A third officer was wounded in the blast, said Zayed Mohammed, a doctor at al-Yarmouk hospital. At the hospital, a bloodied policeman lay on a bed, bandages wrapped around his stomach and leg.
Police in Iraq have repeatedly been targeted by insurgents pressing a campaign to destabilize the interim government. The guerrillas see police as collaborators with American coalition forces.
From April 2003 to May 2004 alone, 710 Iraqi police were killed out of a total force of 130,000 officers, authorities said.
In the holy city of Najaf, U.S. forces fought Monday with gunmen protecting radical Shiite cleric Muqtada al-Sadr's house in clashes that killed one woman and wounded three people.

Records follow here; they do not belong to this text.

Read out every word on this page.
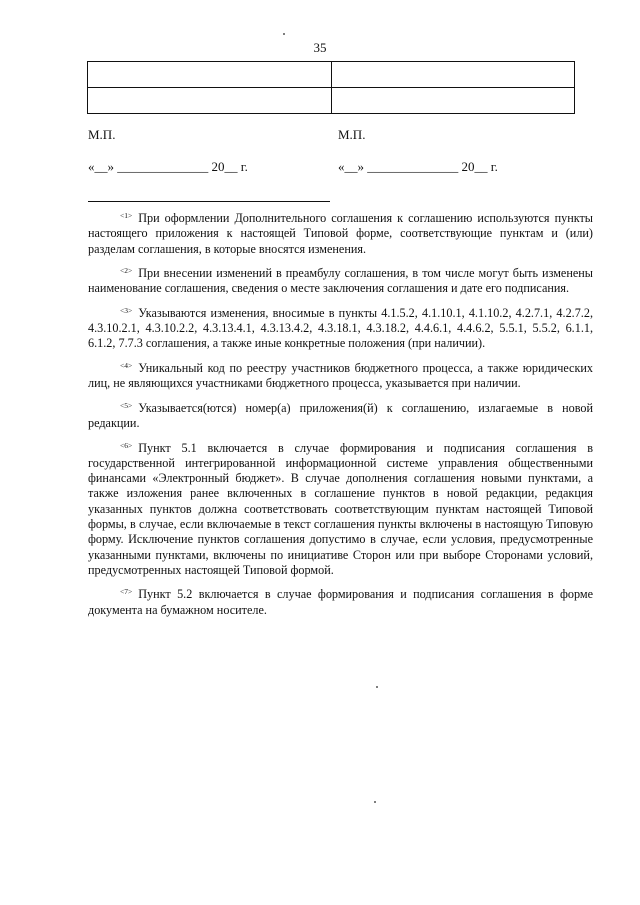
35

М.П.	М.П.
«__» ______________ 20__ г.	«__» ______________ 20__ г.

$^{<1>}$ При оформлении Дополнительного соглашения к соглашению используются пункты настоящего приложения к настоящей Типовой форме, соответствующие пунктам и (или) разделам соглашения, в которые вносятся изменения.

$^{<2>}$ При внесении изменений в преамбулу соглашения, в том числе могут быть изменены наименование соглашения, сведения о месте заключения соглашения и дате его подписания.

$^{<3>}$ Указываются изменения, вносимые в пункты 4.1.5.2, 4.1.10.1, 4.1.10.2, 4.2.7.1, 4.2.7.2, 4.3.10.2.1, 4.3.10.2.2, 4.3.13.4.1, 4.3.13.4.2, 4.3.18.1, 4.3.18.2, 4.4.6.1, 4.4.6.2, 5.5.1, 5.5.2, 6.1.1, 6.1.2, 7.7.3 соглашения, а также иные конкретные положения (при наличии).

$^{<4>}$ Уникальный код по реестру участников бюджетного процесса, а также юридических лиц, не являющихся участниками бюджетного процесса, указывается при наличии.

$^{<5>}$ Указывается(ются) номер(а) приложения(й) к соглашению, излагаемые в новой редакции.

$^{<6>}$ Пункт 5.1 включается в случае формирования и подписания соглашения в государственной интегрированной информационной системе управления общественными финансами «Электронный бюджет». В случае дополнения соглашения новыми пунктами, а также изложения ранее включенных в соглашение пунктов в новой редакции, редакция указанных пунктов должна соответствовать соответствующим пунктам настоящей Типовой формы, в случае, если включаемые в текст соглашения пункты включены в настоящую Типовую форму. Исключение пунктов соглашения допустимо в случае, если условия, предусмотренные указанными пунктами, включены по инициативе Сторон или при выборе Сторонами условий, предусмотренных настоящей Типовой формой.

$^{<7>}$ Пункт 5.2 включается в случае формирования и подписания соглашения в форме документа на бумажном носителе.
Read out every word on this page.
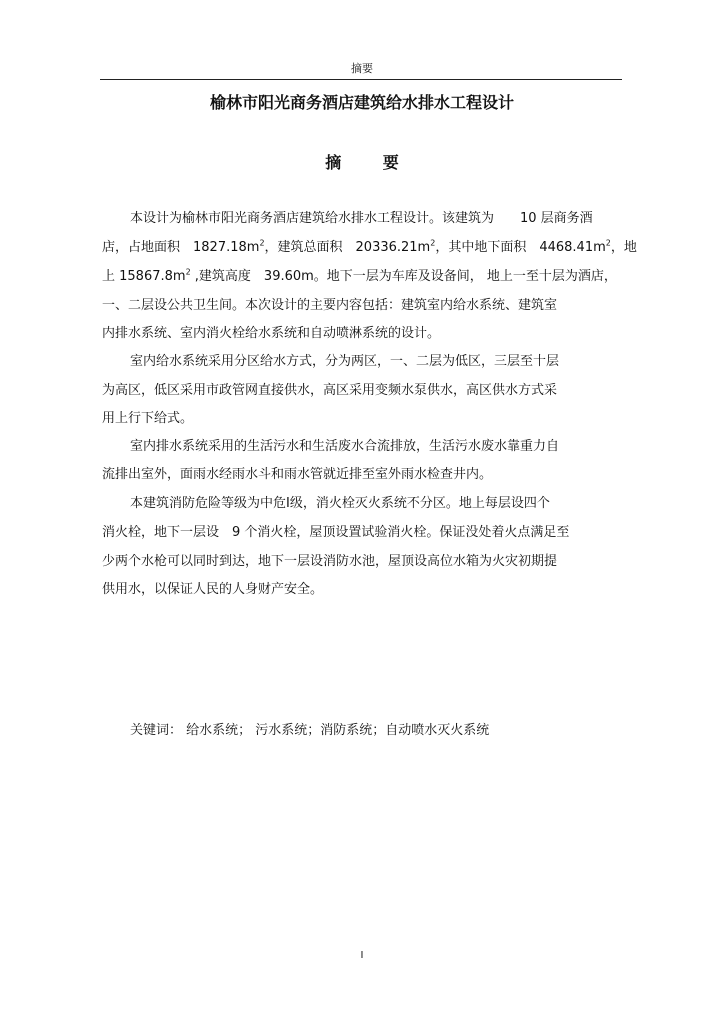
摘要
榆林市阳光商务酒店建筑给水排水工程设计
摘 要
本设计为榆林市阳光商务酒店建筑给水排水工程设计。该建筑为　　10 层商务酒
店，占地面积　$1827.18m^2$，建筑总面积　$20336.21m^2$，其中地下面积　$4468.41m^2$，地
上 $15867.8m^2$ ,建筑高度　39.60m。地下一层为车库及设备间， 地上一至十层为酒店，
一、二层设公共卫生间。本次设计的主要内容包括：建筑室内给水系统、建筑室
内排水系统、室内消火栓给水系统和自动喷淋系统的设计。
室内给水系统采用分区给水方式，分为两区，一、二层为低区，三层至十层
为高区，低区采用市政管网直接供水，高区采用变频水泵供水，高区供水方式采
用上行下给式。
室内排水系统采用的生活污水和生活废水合流排放，生活污水废水靠重力自
流排出室外，面雨水经雨水斗和雨水管就近排至室外雨水检查井内。
本建筑消防危险等级为中危Ⅰ级，消火栓灭火系统不分区。地上每层设四个
消火栓，地下一层设　9 个消火栓，屋顶设置试验消火栓。保证没处着火点满足至
少两个水枪可以同时到达，地下一层设消防水池，屋顶设高位水箱为火灾初期提
供用水，以保证人民的人身财产安全。
关键词： 给水系统； 污水系统；消防系统；自动喷水灭火系统
I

At least six U.S. military vehicles entered the Zahra area in Najaf near al-Sadr's house, which is protected by his militia, the Mahdi Army, witnesses said.
Barrages of gunfire and mortar rounds set cars on fire before Iraqi police intervened and the U.S. forces withdrew, witnesses said.
"One woman was killed and we have three injured," said Ajwak Kadhim, director at Al-Hakim Hospital in Najaf.
Ali al-Yassiry, a Baghdad spokesman for al-Sadr, said U.S. troops briefly surrounded al-Sadr's house in Najaf but then withdrew from the city. He said the fighting ended and the Mahdi Army was patrolling the area.
Al-Sadr, who is wanted by U.S. forces for the April 2003 murder of a moderate cleric in Najaf, was in his house at the time, witnesses said.
The radical cleric, who has grassroots support for his anti-coalition stance, began a two-month rebellion in early April after the U.S.-led occupation authority closed his newspaper and arrested a key aide. A series of truces ended the fighting, and the issue of whether to carry out his arrest warrant was postponed.